The Wind-Up Bird Chronicle is the first book I have read by Haruki Murakami. I can say that it was the fastest 600+ book I have ever read. I appreciated its combination of entertaining plot points and ambiguous literary scenes.

If I had to sum up the book in a sentence, I would say it is a series of circles. I felt like I was reading the same story over and over (although the book was not monotonous at all—which speaks to Murakami’s mastery of the subtle). But I was never able to predict what would happen next—but after something happened, I often thought, “Of course!”

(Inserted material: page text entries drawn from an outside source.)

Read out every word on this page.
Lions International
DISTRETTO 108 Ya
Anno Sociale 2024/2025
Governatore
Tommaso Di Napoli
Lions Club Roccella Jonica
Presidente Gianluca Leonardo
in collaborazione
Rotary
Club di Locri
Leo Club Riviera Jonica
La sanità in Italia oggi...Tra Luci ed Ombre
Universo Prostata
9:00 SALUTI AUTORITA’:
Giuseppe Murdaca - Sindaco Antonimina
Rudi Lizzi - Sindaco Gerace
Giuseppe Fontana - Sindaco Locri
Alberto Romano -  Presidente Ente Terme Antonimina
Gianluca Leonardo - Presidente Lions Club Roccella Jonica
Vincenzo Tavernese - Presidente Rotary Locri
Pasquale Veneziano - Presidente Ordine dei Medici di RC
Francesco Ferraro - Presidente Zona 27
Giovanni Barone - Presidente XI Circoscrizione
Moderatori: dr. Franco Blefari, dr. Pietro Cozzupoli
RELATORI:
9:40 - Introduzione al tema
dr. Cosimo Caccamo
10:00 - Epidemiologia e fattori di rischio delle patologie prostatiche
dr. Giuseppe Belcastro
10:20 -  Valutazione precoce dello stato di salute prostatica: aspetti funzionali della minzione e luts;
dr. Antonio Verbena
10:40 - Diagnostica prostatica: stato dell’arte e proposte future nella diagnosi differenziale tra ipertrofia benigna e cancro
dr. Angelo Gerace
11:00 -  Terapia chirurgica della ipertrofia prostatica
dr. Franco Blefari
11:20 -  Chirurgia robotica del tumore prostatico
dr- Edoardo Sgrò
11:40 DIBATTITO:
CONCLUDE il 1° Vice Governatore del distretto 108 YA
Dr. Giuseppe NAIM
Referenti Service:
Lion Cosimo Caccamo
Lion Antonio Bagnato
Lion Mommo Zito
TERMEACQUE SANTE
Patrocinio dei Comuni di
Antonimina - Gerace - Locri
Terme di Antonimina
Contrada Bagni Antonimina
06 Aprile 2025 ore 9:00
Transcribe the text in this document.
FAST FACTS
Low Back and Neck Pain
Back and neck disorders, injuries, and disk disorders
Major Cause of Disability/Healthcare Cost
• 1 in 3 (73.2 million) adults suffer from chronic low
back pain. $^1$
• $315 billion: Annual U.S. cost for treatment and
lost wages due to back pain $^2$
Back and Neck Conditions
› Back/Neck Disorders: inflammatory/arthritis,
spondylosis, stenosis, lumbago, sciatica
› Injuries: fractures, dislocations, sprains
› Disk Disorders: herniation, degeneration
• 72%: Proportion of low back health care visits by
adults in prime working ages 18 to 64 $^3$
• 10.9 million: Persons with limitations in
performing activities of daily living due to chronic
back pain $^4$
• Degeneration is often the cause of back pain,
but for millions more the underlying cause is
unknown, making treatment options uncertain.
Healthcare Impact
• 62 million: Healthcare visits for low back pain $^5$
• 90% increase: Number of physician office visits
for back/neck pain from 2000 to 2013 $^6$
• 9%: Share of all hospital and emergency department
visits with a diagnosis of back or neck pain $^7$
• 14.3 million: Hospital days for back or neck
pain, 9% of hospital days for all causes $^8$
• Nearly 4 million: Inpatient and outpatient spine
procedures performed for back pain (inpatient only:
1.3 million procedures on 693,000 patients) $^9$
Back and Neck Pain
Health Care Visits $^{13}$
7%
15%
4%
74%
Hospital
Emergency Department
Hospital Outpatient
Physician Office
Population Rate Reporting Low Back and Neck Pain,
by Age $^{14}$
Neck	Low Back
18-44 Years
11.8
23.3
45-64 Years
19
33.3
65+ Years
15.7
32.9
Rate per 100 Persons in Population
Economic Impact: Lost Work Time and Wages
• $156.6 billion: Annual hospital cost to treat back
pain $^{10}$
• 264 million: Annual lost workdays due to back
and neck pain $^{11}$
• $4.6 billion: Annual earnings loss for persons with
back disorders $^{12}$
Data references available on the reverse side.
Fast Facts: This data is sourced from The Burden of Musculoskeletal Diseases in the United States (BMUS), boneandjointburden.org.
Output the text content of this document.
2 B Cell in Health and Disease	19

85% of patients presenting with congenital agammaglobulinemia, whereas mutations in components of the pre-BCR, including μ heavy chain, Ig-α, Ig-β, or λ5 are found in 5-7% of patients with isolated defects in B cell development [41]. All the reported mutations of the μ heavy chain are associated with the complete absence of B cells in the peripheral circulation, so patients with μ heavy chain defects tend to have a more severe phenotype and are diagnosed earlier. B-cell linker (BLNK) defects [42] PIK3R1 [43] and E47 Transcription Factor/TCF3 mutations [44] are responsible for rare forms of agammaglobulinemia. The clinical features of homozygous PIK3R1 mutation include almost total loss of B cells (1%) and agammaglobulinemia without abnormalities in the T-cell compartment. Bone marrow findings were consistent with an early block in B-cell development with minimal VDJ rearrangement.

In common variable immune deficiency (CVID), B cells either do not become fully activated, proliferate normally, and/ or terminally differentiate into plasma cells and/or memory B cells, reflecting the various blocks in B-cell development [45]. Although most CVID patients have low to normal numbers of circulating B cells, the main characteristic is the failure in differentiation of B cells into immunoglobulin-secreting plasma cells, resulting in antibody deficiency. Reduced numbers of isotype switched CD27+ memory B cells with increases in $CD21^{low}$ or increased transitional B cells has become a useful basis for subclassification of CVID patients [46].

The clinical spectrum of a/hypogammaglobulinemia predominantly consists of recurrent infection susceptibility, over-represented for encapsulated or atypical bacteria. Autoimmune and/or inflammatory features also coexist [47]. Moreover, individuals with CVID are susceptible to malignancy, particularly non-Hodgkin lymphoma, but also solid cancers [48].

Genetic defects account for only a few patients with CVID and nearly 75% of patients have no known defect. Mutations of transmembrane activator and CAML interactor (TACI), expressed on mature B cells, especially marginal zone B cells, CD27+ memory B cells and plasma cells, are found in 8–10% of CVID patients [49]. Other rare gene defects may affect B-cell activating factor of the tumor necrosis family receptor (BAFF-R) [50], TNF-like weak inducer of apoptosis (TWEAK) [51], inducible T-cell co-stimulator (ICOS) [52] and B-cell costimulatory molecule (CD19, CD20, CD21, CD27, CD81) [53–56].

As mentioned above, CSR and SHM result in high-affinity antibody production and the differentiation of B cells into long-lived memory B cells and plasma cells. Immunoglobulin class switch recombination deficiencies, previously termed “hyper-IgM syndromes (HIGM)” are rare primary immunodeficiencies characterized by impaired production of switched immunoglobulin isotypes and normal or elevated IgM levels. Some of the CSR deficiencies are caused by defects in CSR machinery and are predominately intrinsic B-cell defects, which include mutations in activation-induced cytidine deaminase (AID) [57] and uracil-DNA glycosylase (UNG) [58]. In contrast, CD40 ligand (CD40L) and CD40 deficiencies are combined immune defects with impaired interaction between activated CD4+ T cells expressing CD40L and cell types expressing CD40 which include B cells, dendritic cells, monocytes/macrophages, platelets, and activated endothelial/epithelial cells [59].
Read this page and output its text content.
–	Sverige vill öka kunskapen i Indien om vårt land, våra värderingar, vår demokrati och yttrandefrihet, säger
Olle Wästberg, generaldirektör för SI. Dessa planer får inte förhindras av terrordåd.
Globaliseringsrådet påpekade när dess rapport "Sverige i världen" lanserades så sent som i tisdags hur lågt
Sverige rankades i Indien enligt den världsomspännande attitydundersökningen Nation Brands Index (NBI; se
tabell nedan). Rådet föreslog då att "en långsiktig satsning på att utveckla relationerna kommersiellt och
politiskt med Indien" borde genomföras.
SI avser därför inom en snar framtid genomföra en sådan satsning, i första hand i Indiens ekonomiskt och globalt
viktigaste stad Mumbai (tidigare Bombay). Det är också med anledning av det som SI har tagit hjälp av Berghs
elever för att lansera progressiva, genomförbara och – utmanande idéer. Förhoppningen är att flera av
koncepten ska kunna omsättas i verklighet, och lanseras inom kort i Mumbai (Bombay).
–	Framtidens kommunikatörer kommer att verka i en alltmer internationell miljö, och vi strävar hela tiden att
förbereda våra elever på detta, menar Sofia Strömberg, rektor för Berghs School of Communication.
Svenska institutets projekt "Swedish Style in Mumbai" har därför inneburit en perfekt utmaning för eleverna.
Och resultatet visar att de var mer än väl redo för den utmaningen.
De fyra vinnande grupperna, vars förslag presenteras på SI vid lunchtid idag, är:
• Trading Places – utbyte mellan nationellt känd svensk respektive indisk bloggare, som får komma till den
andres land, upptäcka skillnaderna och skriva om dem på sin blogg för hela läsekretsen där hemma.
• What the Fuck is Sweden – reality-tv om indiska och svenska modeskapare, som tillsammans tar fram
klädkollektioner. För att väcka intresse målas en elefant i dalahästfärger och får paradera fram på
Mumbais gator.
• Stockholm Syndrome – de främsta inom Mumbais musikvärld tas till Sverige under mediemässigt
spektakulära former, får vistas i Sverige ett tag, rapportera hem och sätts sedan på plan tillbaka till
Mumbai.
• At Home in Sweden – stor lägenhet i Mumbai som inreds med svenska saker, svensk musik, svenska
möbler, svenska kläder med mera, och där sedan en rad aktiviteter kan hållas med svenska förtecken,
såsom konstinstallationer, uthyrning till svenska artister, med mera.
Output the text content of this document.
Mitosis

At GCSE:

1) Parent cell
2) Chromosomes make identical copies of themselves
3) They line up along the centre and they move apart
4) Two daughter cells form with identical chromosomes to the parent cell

What I mean by a series of circles is that many of the novel’s characters live the same existence—not that they share experiences, but that they encounter the same psychological and emotional challenges: three of the characters spend time in the bottom of a well; multiple characters describe themselves as somehow “defiled”; multiple characters carry out violence via baseball bat; multiple characters have blue patches on their cheeks, see the wind-up bird (and describe it in those words) and dress well. It’s a novel of endless repetition. In the words of the novel, “the world [is] like a revolving door…which section you ended up in was just a matter of where your foot happened to fall” (411). There is a connection between the ‘unreal’ world of the unconscious—both individual and collective—and the physical world.

The rotating door of the novel passes through the real and the unreal. Characters make the jump from the physical to the non-physical world and it becomes harder to distinguish between the two. The novel’s use of Okada’s wet dreams are a great illustration of this conflation: Okada’s wet dreams, like anyone’s, blur the lines between the dream world and the physical. The stimulus is emotional or psychological, but the response is in the physical world, and Okada takes a shower.

Okada, stating his intention to get his wife back (who left him), combines the physical with the figurative. Claiming that “With [his] own hands, pull her back into this world.” (338). The word “world” is a good term to use in describing the different levels of reality—it’s the word the novel uses endlessly. I was actually surprised that Murakami came right out with this idea. Multiple characters end up speaking the same way and using the same words. While this similarity bothers some, accusing Murakami of carelessness, I think it contributes to the idea that every character is living the same existence.

In one of my favorite passages, on page 444, Nutmeg is discussing Cinammon’s loss of speech: “His words were swallowed up by the world of stories. Something that came out of those stories snatched his tongue away. And a few years later, the same thing killed my husband” (444). Here, the figurative world of the story, of the myth, is something physically dangerous. Just as the wet dream prompts a response in the physical world, the narrative prompts an equally visceral response. In the end, Okada’s imagined reality is just as important—if not more—than the physical reality.